What makes food in the region so great? It’s our ancestors’ centuries-old knowledge of spices, herbs and fresh ingredients and their mastering of homemade and DIY cooking techniques.
Traditional cuisine from North Africa to the Levant is known for its mouth-watering comfort food that always tastes like home. There’s nothing better than homemade flatbread and malawi and the spicy soups like harira, or slow-cooked stews like molokheyya and some of the world’s appetizers—think baba ghanoush, zaa’tar and fattoush.
Whether you’re trying to replicate your mom’s best dishes or looking to try out new tastes from across the region, these are seven cookbooks by Arab authors to up your cooking game.
Feast: Food of the Islamic World
Lebanese-Syrian chef Anissa Helou will take you on a culinary journey into the Islamic food culture across the globe from Arab and Persian to North African heritage. From pita bread and chapati to boreks and Lebanese fatayer, from slow-cooked biryanis to Saudi lamb kabsa, Feast contains over 300 recipes for every taste.
The Palestinian Table
Spanning over 150 recipes, the cookbook ranges from simple breakfasts to celebratory dishes fit for a feast. The Palestinian Table explores local customs and traditions of Palestinian life and cooking, with personal anecdotes from Palestinian author Reem Kassis.

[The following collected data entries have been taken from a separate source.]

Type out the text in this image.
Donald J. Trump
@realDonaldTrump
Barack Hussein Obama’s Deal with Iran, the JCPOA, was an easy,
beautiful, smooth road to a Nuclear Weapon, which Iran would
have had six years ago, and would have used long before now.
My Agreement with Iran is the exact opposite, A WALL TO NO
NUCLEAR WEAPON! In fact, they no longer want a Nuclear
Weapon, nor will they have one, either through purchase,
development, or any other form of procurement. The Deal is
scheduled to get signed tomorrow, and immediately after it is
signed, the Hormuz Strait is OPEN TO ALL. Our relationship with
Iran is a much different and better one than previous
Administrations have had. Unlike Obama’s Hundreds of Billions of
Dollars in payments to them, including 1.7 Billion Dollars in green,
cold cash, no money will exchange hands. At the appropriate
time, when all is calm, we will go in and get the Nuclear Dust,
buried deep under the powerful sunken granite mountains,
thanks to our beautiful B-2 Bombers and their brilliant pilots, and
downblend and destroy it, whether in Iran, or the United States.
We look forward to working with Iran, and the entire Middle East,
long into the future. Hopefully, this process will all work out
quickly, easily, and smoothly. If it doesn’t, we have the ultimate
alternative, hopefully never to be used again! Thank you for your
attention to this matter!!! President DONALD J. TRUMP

The Middle Eastern Vegetarian Cookbook
Being vegan or gluten-free doesn’t mean you have to give up the region’s rich dishes. In the book, Lebanese author and cook Salma Hage shares 150 easy traditional recipes, many with vegan and gluten-free options. Featuring fresh ingredients native to the region like olive oil, figs and dates, delicious vegetarian breakfasts, salads, desserts are just one recipe away.

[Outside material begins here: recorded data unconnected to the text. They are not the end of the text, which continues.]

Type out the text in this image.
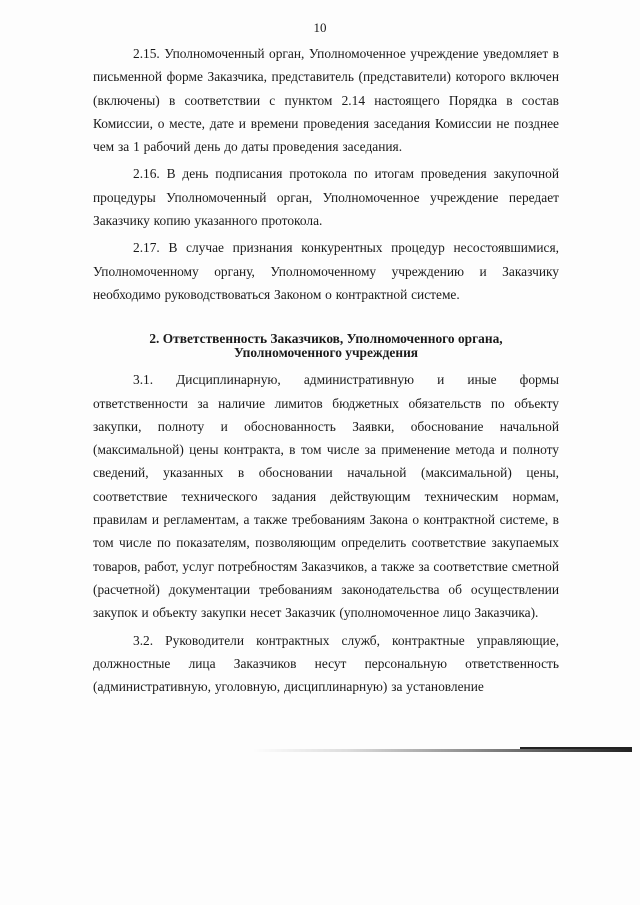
10

2.15. Уполномоченный орган, Уполномоченное учреждение уведомляет в письменной форме Заказчика, представитель (представители) которого включен (включены) в соответствии с пунктом 2.14 настоящего Порядка в состав Комиссии, о месте, дате и времени проведения заседания Комиссии не позднее чем за 1 рабочий день до даты проведения заседания.

2.16. В день подписания протокола по итогам проведения закупочной процедуры Уполномоченный орган, Уполномоченное учреждение передает Заказчику копию указанного протокола.

2.17. В случае признания конкурентных процедур несостоявшимися, Уполномоченному органу, Уполномоченному учреждению и Заказчику необходимо руководствоваться Законом о контрактной системе.

2. Ответственность Заказчиков, Уполномоченного органа,
Уполномоченного учреждения

3.1. Дисциплинарную, административную и иные формы ответственности за наличие лимитов бюджетных обязательств по объекту закупки, полноту и обоснованность Заявки, обоснование начальной (максимальной) цены контракта, в том числе за применение метода и полноту сведений, указанных в обосновании начальной (максимальной) цены, соответствие технического задания действующим техническим нормам, правилам и регламентам, а также требованиям Закона о контрактной системе, в том числе по показателям, позволяющим определить соответствие закупаемых товаров, работ, услуг потребностям Заказчиков, а также за соответствие сметной (расчетной) документации требованиям законодательства об осуществлении закупок и объекту закупки несет Заказчик (уполномоченное лицо Заказчика).

3.2. Руководители контрактных служб, контрактные управляющие, должностные лица Заказчиков несут персональную ответственность (административную, уголовную, дисциплинарную) за установление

Authentic Egyptian Cooking: From the Table of Abou El Sid
Food enthusiast Nehal Leheta brings over fifty classic recipes of Abou El Sid, one of Cairo’s most famous restaurants. From rich dishes like fettah to appetizers like eggplant with garlic and tahina, the cookbook is a must-have.
Casablanca: My Moroccan Food
Exploring the richness of Moroccan food, the book features about a hundred recipes including all-time classics like baby potato and preserved lemon tagine, sticky ras el hanout and peach short ribs or buttermilk chicken kebabs. Moroccan chef Nargisse Benkabbou also introduces western classics with a Moroccan twist such as roasted almond and rainbow couscous stuffed poussin and Moroccan mint tea infused chocolate pots.

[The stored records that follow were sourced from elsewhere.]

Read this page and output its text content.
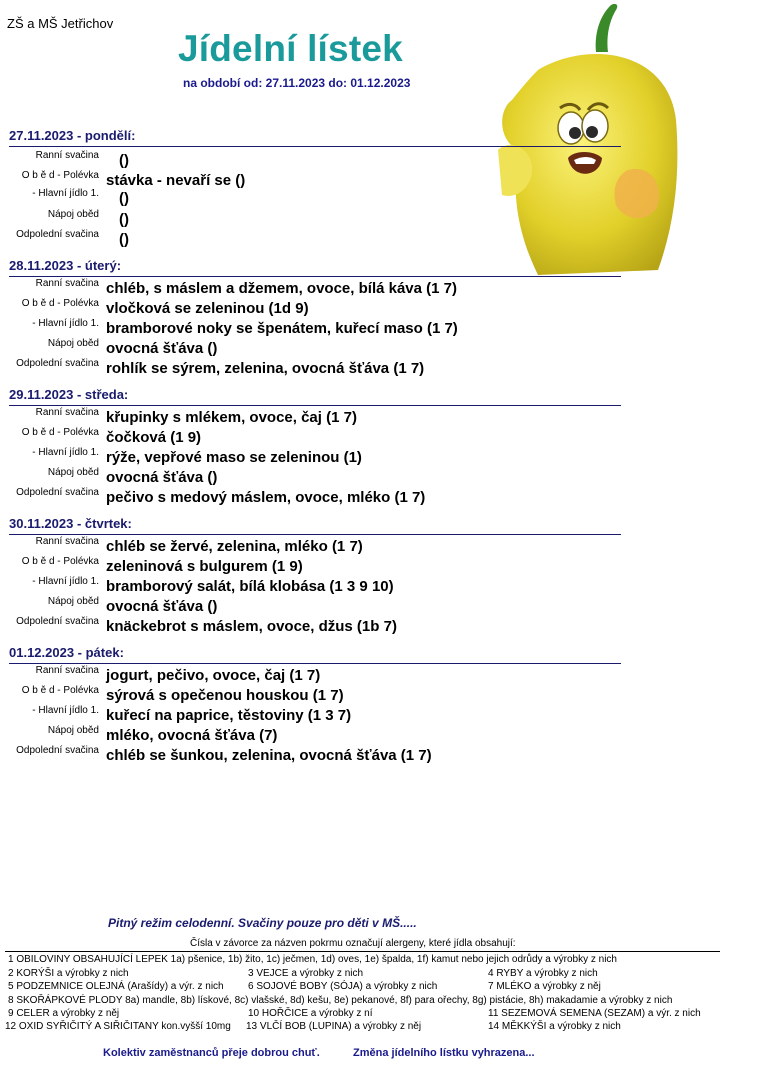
ZŠ a MŠ Jetřichov
Jídelní lístek
na období od: 27.11.2023 do: 01.12.2023
27.11.2023 - pondělí:
Ranní svačina ()
O b ě d - Polévka stávka - nevaří se ()
- Hlavní jídlo 1. ()
Nápoj oběd ()
Odpolední svačina ()
28.11.2023 - úterý:
Ranní svačina chléb, s máslem a džemem, ovoce, bílá káva (1 7)
O b ě d - Polévka vločková se zeleninou (1d 9)
- Hlavní jídlo 1. bramborové noky se špenátem, kuřecí maso (1 7)
Nápoj oběd ovocná šťáva ()
Odpolední svačina rohlík se sýrem, zelenina, ovocná šťáva (1 7)
29.11.2023 - středa:
Ranní svačina křupinky s mlékem, ovoce, čaj (1 7)
O b ě d - Polévka čočková (1 9)
- Hlavní jídlo 1. rýže, vepřové maso se zeleninou (1)
Nápoj oběd ovocná šťáva ()
Odpolední svačina pečivo s medový máslem, ovoce, mléko (1 7)
30.11.2023 - čtvrtek:
Ranní svačina chléb se žervé, zelenina, mléko (1 7)
O b ě d - Polévka zeleninová s bulgurem (1 9)
- Hlavní jídlo 1. bramborový salát, bílá klobása (1 3 9 10)
Nápoj oběd ovocná šťáva ()
Odpolední svačina knäckebrot s máslem, ovoce, džus (1b 7)
01.12.2023 - pátek:
Ranní svačina jogurt, pečivo, ovoce, čaj (1 7)
O b ě d - Polévka sýrová s opečenou houskou (1 7)
- Hlavní jídlo 1. kuřecí na paprice, těstoviny (1 3 7)
Nápoj oběd mléko, ovocná šťáva (7)
Odpolední svačina chléb se šunkou, zelenina, ovocná šťáva (1 7)
Pitný režim celodenní. Svačiny pouze pro děti v MŠ.....
Čísla v závorce za názven pokrmu označují alergeny, které jídla obsahují:
1 OBILOVINY OBSAHUJÍCÍ LEPEK 1a) pšenice, 1b) žito, 1c) ječmen, 1d) oves, 1e) špalda, 1f) kamut nebo jejich odrůdy a výrobky z nich
2 KORÝŠI a výrobky z nich	3 VEJCE a výrobky z nich	4 RYBY a výrobky z nich
5 PODZEMNICE OLEJNÁ (Arašídy) a výr. z nich 6 SOJOVÉ BOBY (SÓJA) a výrobky z nich	7 MLÉKO a výrobky z něj
8 SKOŘÁPKOVÉ PLODY 8a) mandle, 8b) lískové, 8c) vlašské, 8d) kešu, 8e) pekanové, 8f) para ořechy, 8g) pistácie, 8h) makadamie a výrobky z nich
9 CELER a výrobky z něj	10 HOŘČICE a výrobky z ní	11 SEZEMOVÁ SEMENA (SEZAM) a výr. z nich
12 OXID SYŘIČITÝ A SIŘIČITANY kon.vyšší 10mg 13 VLČÍ BOB (LUPINA) a výrobky z něj	14 MĚKKÝŠI a výrobky z nich
Kolektiv zaměstnanců přeje dobrou chuť.	Změna jídelního lístku vyhrazena...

Levant: Recipes and Memories from the Middle East
Another masterpiece by Anissa Helou, Levant celebrates food from Syria and Lebanon to Palestine and Jordan. 150 recipes from soups and sides to salads and sweets, with some vegetarian options. The fried eggs with sumac, the kibbeh balls in yoghurt and the grilled aubergines with tahina, are a must-try.
The Iraqi Cookbook
Iraqi culture and particularly its cuisine has long been overshadowed by political conflict and war, but Baghdad-born author Lamees Ibrahim is putting it all under the spotlight in her book. From delicious dolma and tishreeb to the famous maqluba and mahshi, The Iraqi Cookbook is filled with easy-to-do authentic recipes and traditional Iraqi favourites. You can also find a vegan version of the book with recipes made purely out of plant-based ingredients.